CAM-572 · 1 ROI · 5 MIN

Ce qu'IRIS comprend

Ce qu'il reconnaît dans cette scène

  • embarcation à l’arrêt à l’intérieur de la ligne
  • personne debout sur le pont
  • ligne de bouées de la limite
  • engins dans l’eau
  • embarcation de service hors de la zone
  • caméra de surveillance côtière
  • personne observant aux jumelles
  • personne vérifiant la position sur la tablette
  • rivage rocheux et pinède
  • fond protégé visible par transparence

La règle

Vous décidez une fois. IRIS l'applique toujours.

Si

une embarcation reste à l’arrêt dans la ligne de bouées plus de cinq minutes

Alors

  1. prévient le gestionnaire de l’espace protégé, avec la position et l’heure
  2. enregistre la vidéo depuis le franchissement de la ligne jusqu’à la sortie
  3. rattache la séquence au dossier, sans qualifier le fait
L'instruction qui l'a configuré«Préviens-moi si une embarcation reste à l’arrêt dans la ligne de bouées plus de cinq minutes.»

Ce qui change

Ce qui change pour qui sort, pour qui décide et pour qui devra le justifier

Une zone balisée ne sert que si quelqu’un peut savoir, sur le moment, qu’il y a quelque chose à l’intérieur.

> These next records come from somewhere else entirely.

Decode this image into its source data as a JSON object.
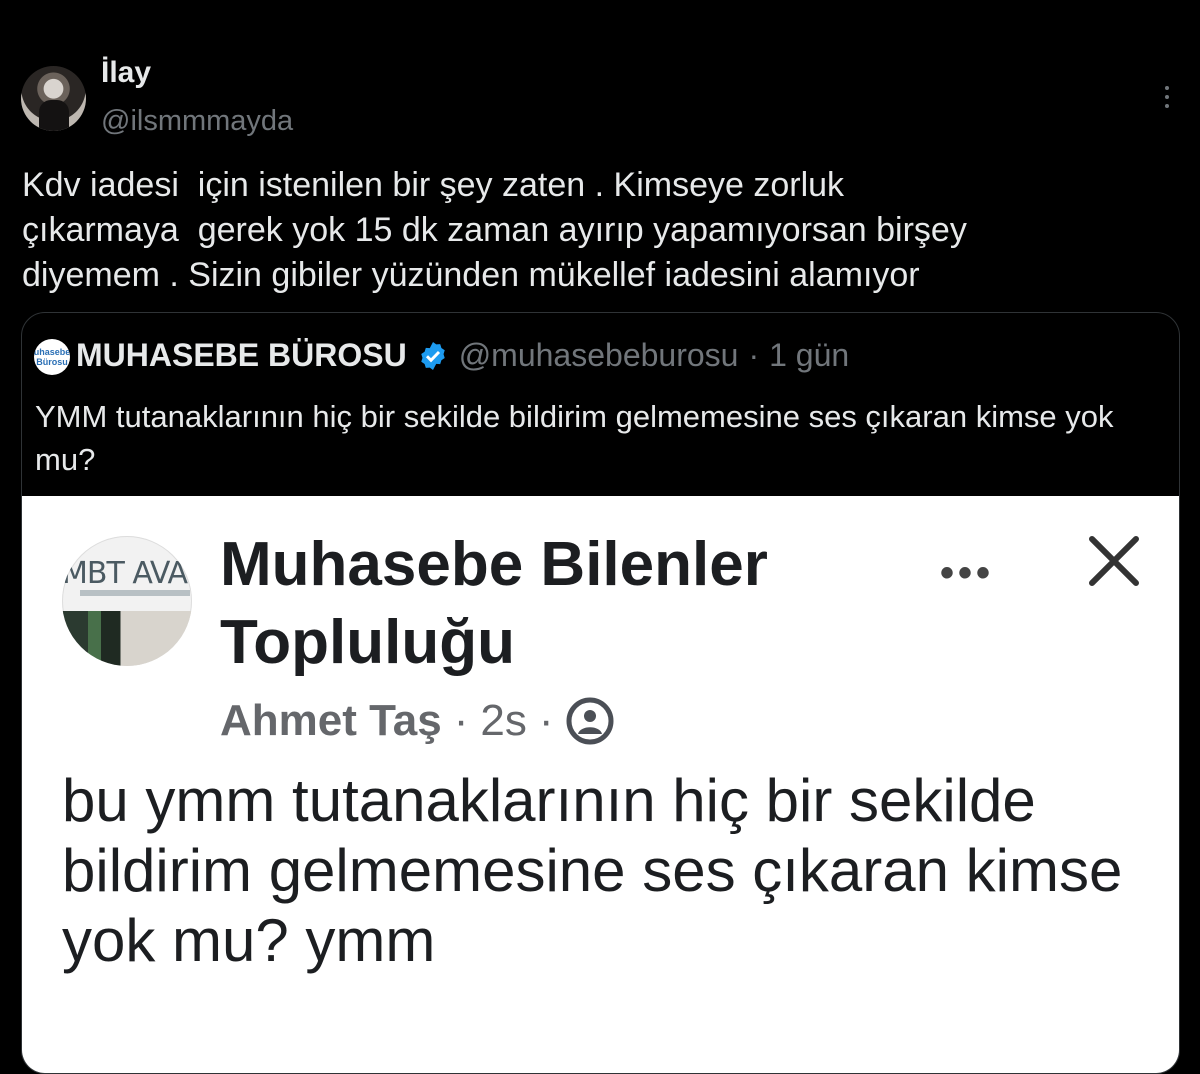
{
  "tweet": {
    "display_name": "İlay",
    "handle": "@ilsmmmayda",
    "text": "Kdv iadesi  için istenilen bir şey zaten . Kimseye zorluk\nçıkarmaya  gerek yok 15 dk zaman ayırıp yapamıyorsan birşey\ndiyemem . Sizin gibiler yüzünden mükellef iadesini alamıyor"
  },
  "quote": {
    "avatar_text": "uhasebe\nBürosu",
    "name": "MUHASEBE BÜROSU",
    "handle": "@muhasebeburosu",
    "separator": "·",
    "time": "1 gün",
    "text": "YMM tutanaklarının hiç bir sekilde bildirim gelmemesine ses çıkaran kimse yok mu?",
    "verified_color": "#1d9bf0"
  },
  "screenshot": {
    "logo_text": "MBT AVANTA",
    "group_name": "Muhasebe Bilenler Topluluğu",
    "more_icon": "•••",
    "author": "Ahmet Taş",
    "separator": "·",
    "time": "2s",
    "post_text": "bu ymm tutanaklarının hiç bir sekilde bildirim gelmemesine ses çıkaran kimse yok mu? ymm"
  },
  "icons": [
    "more-vertical-icon",
    "verified-badge-icon",
    "close-icon",
    "audience-icon"
  ]
}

Jusqu’ici cela dépendait du passage d’une vedette ou de l’appel d’un riverain, et les deux arrivent tard et rarement. Avec la ligne tracée sur l’image, la position et l’heure sortent d’elles-mêmes, et celui qui a le pouvoir d’agir peut y aller — ou classer. Il vaut la peine de dire la phrase à voix haute ici : IRIS ne dit pas que quiconque a fait quelque chose. Il dit où se trouvait une embarcation et depuis quand. La qualification revient à une personne, avec l’enregistrement sous les yeux, et ce même enregistrement peut finir par prouver que c’était autorisé.

Ce qu'on demande souvent

IRIS dit-il que cette embarcation enfreint quelque chose ?

Non, et c’est la limite qui n’est pas franchie. L’alerte dit : une embarcation est à l’arrêt dans la zone balisée, à cet endroit, depuis cette heure. Ce peut être un bateau avec une autorisation de recherche, une panne, un mouillage d’urgence ou une infraction. Distinguer entre ces quatre cas relève d’une personne qui en a le pouvoir, avec l’enregistrement sous les yeux et les règles de l’espace. La caméra apporte un fait et une heure ; la qualification ne lui appartient pas.

Comment IRIS sait-il où se trouve la ligne de bouées ?

Parce que quelqu’un l’a dessinée sur l’image. C’est la différence entre parler et dessiner, et elle se voit très bien ici : aucune phrase ne décrit par où passe exactement la limite d’une zone protégée. Il faut la tracer. On la trace une fois sur le cadre, en suivant les bouées déjà en place, et elle y reste. C’est pourquoi la même alerte se comporte pareil en juin et en octobre, et pourquoi le critère ne change pas selon qui est de service.

Et si l’embarcation n’entre qu’un instant pour s’abriter ?

C’est pourquoi le seuil est de cinq minutes et non de zéro : entrer et ressortir ne déclenche rien. Et même en cas de déclenchement, une alerte n’est pas une sanction : c’est une vérification. Celui qui la reçoit regarde la vidéo, voit une houle et un bateau qui cherche un abri, et la referme. La séquence est conservée quand même, et c’est la bonne partie : si plus tard on met en doute pourquoi il était là, la réponse est enregistrée.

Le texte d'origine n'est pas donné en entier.